51. Bireysel başvuruya dayanak kararda Mahkemenin, dava açma süresinin hesabında ölümün gerçekleştiği tarihi esas aldığı ancak başvurucular tarafından eylemin idariliğinin ne zaman öğrenildiği ya da öğrenilmesi gerektiğine dair herhangi bir değerlendirme yapmadığı görülmektedir. Somut olayda başvurucuların, yakınlarının 23/5/2009 tarihinde hayatını kaybettiğini öğrendikleri konusunda tartışma bulunmamaktadır. Bununla birlikte başvurucuların, ölüm olayından önceki süreçte sağlık personeli tarafından gerçekleştirilen tıbbi uygulamalara dair verilere ve bu uygulamalarda idarenin olası hata ya da ihmali bulunduğu iddiasına dayanak alınabilecek teknik bilgilere, bir başka ifadeyle eylemin idarilik niteliğinin bulunup bulunmadığının tespitinde esas alınabilecek unsurlarakesin ölüm nedeninin ortaya çıkarılması için yürütülen soruşturma tamamlanıncaya kadar vâkıf olamadıkları açıktır. Öte yandan söz konusu bilgilere sahip olunmasının idari yargıda dava açılıp açılmaması yönündeki iradenin oluşması noktasında belirleyici bir etkisinin olduğu da yadsınamaz.

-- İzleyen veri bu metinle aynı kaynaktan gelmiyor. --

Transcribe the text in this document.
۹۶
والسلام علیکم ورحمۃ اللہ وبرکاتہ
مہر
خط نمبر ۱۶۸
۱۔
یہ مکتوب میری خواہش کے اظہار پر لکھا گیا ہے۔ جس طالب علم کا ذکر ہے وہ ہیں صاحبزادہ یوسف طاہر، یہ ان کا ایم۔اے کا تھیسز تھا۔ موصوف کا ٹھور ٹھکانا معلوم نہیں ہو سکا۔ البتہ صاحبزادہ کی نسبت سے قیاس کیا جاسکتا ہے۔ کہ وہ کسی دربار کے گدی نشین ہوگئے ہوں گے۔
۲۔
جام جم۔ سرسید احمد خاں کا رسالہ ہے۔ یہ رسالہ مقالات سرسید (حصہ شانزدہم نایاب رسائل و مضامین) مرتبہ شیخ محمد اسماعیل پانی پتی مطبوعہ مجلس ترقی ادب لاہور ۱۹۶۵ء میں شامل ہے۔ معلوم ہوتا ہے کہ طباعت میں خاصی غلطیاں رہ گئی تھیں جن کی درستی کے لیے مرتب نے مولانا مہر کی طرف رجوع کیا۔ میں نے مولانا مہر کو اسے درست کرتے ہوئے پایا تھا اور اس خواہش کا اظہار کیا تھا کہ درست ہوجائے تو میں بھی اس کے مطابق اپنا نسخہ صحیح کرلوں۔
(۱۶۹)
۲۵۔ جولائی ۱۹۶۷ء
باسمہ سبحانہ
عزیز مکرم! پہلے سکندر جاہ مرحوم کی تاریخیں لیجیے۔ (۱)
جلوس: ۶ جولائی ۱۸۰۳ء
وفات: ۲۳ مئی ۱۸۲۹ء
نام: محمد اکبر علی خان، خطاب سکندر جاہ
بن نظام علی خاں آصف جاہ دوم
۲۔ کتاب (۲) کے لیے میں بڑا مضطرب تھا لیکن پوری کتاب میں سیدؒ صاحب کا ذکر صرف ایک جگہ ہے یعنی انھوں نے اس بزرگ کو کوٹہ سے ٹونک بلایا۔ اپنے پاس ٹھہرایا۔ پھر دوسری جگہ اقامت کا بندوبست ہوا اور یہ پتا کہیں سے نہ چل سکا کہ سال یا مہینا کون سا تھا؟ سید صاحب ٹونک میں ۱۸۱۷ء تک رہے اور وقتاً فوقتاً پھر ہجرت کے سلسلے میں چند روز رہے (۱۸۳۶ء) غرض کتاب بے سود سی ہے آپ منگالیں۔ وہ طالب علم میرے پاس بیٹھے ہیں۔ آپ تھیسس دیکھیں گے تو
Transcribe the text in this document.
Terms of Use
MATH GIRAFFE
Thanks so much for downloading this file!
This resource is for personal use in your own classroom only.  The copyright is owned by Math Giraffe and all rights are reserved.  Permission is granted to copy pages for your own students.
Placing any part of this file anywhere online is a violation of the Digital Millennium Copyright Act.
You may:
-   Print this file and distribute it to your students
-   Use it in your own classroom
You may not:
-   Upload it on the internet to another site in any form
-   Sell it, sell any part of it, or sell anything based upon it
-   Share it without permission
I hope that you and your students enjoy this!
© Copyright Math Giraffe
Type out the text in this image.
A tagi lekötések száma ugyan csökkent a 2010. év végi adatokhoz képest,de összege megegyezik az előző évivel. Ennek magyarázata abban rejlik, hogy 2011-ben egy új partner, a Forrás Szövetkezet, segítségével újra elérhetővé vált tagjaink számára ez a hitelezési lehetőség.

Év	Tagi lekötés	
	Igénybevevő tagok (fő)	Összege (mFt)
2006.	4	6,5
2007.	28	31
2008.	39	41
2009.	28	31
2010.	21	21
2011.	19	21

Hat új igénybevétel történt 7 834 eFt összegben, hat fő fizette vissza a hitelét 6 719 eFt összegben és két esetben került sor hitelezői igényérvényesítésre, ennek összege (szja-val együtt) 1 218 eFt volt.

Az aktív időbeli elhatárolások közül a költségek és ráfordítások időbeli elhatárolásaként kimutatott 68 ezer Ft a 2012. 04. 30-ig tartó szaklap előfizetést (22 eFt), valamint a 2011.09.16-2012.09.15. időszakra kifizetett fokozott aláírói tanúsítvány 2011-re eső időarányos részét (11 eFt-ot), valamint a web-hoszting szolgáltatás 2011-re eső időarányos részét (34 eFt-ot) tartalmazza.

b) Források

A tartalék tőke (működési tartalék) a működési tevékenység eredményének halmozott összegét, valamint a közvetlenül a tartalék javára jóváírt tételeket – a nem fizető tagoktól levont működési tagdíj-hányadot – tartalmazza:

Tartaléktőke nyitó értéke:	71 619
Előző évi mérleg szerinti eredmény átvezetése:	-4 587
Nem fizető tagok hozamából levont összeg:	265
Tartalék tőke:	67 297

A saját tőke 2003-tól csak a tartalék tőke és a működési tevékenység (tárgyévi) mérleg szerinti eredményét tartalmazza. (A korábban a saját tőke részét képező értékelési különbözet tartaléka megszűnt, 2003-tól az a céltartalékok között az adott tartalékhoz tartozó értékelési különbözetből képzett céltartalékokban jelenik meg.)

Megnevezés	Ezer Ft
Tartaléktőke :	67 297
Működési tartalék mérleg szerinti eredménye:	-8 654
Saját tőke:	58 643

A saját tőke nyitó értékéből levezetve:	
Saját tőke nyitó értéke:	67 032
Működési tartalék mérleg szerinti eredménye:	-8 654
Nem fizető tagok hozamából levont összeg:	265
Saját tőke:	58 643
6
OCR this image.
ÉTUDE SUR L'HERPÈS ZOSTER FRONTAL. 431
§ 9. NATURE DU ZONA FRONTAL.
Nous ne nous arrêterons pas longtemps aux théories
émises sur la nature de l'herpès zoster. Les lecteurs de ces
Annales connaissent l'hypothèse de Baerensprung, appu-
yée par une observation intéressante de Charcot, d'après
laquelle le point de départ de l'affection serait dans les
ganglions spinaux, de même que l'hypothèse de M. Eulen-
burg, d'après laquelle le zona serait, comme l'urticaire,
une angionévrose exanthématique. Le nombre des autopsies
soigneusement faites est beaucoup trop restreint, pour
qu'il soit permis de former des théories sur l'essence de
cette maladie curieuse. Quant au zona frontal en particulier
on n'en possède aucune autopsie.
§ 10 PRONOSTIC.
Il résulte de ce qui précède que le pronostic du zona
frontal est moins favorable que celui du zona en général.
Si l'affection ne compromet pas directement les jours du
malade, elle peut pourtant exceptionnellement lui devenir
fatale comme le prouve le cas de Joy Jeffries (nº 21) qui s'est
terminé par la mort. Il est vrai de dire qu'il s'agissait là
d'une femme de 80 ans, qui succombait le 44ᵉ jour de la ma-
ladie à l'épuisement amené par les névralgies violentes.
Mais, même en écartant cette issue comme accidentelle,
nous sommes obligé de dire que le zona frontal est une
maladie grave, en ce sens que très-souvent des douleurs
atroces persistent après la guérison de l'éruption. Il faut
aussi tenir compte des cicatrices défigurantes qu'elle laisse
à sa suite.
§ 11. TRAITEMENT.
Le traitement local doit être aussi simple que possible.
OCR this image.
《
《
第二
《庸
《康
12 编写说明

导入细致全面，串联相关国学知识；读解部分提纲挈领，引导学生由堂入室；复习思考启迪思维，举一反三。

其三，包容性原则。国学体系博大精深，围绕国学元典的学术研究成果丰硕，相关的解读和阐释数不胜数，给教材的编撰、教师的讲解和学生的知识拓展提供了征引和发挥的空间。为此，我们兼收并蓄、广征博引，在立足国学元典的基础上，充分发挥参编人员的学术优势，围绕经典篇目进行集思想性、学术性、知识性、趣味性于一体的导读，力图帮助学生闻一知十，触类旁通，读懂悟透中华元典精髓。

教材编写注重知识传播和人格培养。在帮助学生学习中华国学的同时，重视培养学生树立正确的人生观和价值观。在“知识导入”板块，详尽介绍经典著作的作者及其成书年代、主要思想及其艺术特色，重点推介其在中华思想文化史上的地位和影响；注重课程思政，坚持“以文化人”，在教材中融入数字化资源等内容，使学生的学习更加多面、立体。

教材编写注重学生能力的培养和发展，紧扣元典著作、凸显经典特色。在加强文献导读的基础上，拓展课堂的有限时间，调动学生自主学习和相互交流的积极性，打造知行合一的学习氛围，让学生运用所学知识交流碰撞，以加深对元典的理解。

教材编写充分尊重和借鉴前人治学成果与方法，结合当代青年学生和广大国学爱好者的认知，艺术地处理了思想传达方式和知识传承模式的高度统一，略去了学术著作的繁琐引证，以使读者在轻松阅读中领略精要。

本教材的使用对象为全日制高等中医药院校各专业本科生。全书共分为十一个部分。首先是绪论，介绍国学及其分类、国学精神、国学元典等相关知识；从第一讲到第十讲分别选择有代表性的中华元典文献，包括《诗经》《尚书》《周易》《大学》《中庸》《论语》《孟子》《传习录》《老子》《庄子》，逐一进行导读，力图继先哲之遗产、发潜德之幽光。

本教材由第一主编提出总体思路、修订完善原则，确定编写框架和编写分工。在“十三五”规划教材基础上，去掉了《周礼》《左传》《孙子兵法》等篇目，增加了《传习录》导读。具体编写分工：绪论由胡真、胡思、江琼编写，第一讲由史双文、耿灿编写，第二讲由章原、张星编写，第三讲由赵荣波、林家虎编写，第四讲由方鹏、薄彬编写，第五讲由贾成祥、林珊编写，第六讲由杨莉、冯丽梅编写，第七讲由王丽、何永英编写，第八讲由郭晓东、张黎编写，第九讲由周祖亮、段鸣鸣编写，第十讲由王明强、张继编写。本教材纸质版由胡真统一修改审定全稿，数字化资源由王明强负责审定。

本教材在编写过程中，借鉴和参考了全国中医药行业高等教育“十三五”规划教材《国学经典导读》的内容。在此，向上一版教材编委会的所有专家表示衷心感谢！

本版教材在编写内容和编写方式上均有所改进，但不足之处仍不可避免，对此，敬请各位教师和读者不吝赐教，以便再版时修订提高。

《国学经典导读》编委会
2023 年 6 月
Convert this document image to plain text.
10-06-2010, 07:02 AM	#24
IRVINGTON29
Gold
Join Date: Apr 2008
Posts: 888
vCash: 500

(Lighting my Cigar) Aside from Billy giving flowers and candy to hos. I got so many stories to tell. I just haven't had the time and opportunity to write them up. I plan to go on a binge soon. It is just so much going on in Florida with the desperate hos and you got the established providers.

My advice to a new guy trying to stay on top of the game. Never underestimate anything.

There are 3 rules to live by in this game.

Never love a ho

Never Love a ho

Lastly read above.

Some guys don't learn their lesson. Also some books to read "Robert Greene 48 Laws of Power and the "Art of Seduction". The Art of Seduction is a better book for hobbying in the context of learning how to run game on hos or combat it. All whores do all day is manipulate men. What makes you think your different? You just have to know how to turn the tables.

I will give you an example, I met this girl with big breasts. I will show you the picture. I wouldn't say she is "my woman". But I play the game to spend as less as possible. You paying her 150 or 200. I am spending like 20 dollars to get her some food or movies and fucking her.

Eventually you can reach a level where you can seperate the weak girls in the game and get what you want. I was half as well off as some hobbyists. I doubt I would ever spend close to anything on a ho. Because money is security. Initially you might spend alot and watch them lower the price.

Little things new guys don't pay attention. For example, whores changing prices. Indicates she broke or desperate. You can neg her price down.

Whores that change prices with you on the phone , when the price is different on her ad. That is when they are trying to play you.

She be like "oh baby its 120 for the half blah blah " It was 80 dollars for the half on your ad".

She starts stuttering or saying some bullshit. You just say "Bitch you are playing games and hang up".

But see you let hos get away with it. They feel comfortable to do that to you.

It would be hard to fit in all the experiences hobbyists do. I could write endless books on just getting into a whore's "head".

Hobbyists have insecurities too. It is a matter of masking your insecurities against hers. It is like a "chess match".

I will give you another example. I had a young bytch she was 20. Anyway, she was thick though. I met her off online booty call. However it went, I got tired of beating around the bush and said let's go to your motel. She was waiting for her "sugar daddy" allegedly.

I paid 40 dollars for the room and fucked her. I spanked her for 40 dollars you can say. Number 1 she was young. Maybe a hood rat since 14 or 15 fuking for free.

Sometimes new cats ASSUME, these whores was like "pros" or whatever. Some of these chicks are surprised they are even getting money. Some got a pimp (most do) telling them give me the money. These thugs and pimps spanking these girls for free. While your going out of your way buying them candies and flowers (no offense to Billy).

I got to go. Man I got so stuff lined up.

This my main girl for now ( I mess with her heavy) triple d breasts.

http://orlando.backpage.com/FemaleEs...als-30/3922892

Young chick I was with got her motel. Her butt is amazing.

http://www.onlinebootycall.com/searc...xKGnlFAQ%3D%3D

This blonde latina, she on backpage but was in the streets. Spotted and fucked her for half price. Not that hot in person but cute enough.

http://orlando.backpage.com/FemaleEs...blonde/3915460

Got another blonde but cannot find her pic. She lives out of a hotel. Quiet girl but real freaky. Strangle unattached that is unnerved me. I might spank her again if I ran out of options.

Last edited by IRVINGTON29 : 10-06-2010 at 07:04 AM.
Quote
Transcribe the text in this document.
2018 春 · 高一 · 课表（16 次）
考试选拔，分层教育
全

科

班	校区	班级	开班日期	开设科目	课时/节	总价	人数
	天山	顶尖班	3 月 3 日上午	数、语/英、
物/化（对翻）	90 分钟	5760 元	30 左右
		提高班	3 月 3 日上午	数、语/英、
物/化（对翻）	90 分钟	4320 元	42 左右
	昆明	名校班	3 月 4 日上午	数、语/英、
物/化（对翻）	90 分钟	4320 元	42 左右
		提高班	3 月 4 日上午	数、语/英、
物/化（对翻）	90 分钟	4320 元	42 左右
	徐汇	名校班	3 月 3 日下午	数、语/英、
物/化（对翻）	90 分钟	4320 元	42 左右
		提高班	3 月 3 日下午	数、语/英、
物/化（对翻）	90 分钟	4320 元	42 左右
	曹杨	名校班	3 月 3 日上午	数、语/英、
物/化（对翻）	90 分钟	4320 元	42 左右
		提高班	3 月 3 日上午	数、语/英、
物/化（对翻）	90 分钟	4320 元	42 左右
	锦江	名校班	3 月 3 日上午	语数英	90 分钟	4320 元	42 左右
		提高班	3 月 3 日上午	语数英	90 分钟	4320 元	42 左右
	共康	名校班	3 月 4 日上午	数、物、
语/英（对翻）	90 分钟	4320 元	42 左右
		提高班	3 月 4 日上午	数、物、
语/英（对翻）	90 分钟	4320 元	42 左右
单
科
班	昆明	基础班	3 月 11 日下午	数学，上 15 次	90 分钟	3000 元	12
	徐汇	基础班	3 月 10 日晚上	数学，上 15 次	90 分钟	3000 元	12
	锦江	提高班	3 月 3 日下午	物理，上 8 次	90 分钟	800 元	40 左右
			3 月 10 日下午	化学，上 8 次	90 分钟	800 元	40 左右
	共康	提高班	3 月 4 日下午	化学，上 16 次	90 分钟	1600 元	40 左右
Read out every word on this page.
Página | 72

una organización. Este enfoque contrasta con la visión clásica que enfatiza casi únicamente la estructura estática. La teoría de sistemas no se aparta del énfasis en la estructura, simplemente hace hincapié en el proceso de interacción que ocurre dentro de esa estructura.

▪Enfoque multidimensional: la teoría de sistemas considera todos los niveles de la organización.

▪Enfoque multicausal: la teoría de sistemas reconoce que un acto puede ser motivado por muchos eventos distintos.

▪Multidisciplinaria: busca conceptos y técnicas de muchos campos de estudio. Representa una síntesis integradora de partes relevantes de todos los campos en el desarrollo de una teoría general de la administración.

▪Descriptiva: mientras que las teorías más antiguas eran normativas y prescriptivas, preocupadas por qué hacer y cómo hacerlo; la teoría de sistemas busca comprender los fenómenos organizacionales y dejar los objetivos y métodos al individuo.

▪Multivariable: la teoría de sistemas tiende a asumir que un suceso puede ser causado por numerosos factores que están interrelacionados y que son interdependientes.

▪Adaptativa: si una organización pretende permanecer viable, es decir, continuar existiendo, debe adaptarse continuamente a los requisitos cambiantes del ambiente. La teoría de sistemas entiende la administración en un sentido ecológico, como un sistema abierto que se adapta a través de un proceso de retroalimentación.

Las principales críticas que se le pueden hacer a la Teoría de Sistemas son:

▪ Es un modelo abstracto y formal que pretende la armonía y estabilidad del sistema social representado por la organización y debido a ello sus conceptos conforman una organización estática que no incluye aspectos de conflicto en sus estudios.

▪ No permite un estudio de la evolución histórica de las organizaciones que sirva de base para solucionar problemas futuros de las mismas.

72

52. Buna göre Mahkemenin, başvurucuların eylemin idariliğini öğrenmesine ve değerlendirmesine imkân tanımayan olay tarihini (ölüm tarihi) esas alarak dava açma sürelerini belirlemesine ilişkin yorumunun mahkemeye erişim hakkına yönelik katı bir yorum olduğu ve bu yorumun başvurucuların mahkemeye erişim hakkını aşırı derecede güçleştirdiği değerlendirilmiştir. Dolayısıyla bu yorumdan hareketle davanın süre aşımından reddedilmesi suretiyle başvurucuların mahkemeye erişim hakkına yönelik müdahalenin ölçüsüz olduğu sonucuna varılmıştır.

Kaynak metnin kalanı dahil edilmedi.